Multi-Agent Collaboration
Google’s New Paper
- TUMIX: Multi-Agent Test-Time Scaling with Tool-Use Mixture
 - Google has just built a self-organizing AI, or more precisely, a multi-agent network called 
TUMIX. - It’s a system where multiple AIs work together. Each agent uses a different tool: one writes code, one runs searches, and another reasons in plain text.
 - They independently solve the same problem, share their answers, and go through several rounds of refinement until the group reaches a consensus.
 - The results are stunning. Gemini-2.5 running TUMIX improves performance by up to 17.4% over other reasoning systems, at about half the inference cost. No retraining, no new data, just smarter coordination.
 
TUMIX proves that intelligence can emerge from organization, not just scale.
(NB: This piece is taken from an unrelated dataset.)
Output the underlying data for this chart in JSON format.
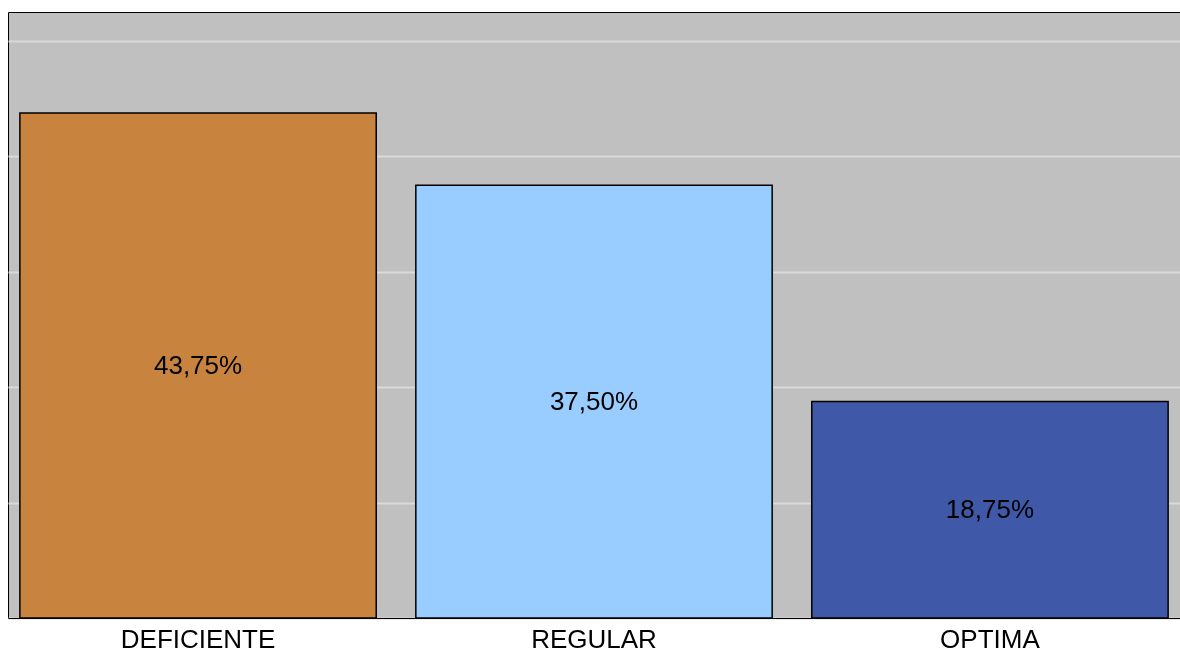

- Consider the progress of human civilization. The role of individual geniuses is undeniable, but the power of large-scale group collaboration is even more important.
 - I’ve always been puzzled by something. Current large models have learned almost all of humanity’s (publicly available) knowledge within a single model. However, this knowledge is often inconsistent and sometimes even contradictory. How do these large models achieve self-consistency?
 - For example, each of us, despite our limited knowledge, is self-consistent at any given moment. We don’t simultaneously believe in two contradictory ideas.
 - Individuals form societies and nations, with a division of labor, similar to Darwinian natural evolution. Correct (or viable) ideas triumph over incorrect ones, step by step, driving the progress of the entire society.
 - The next leap in reasoning might not be a trillion-parameter model, but a network of smaller models learning to think together.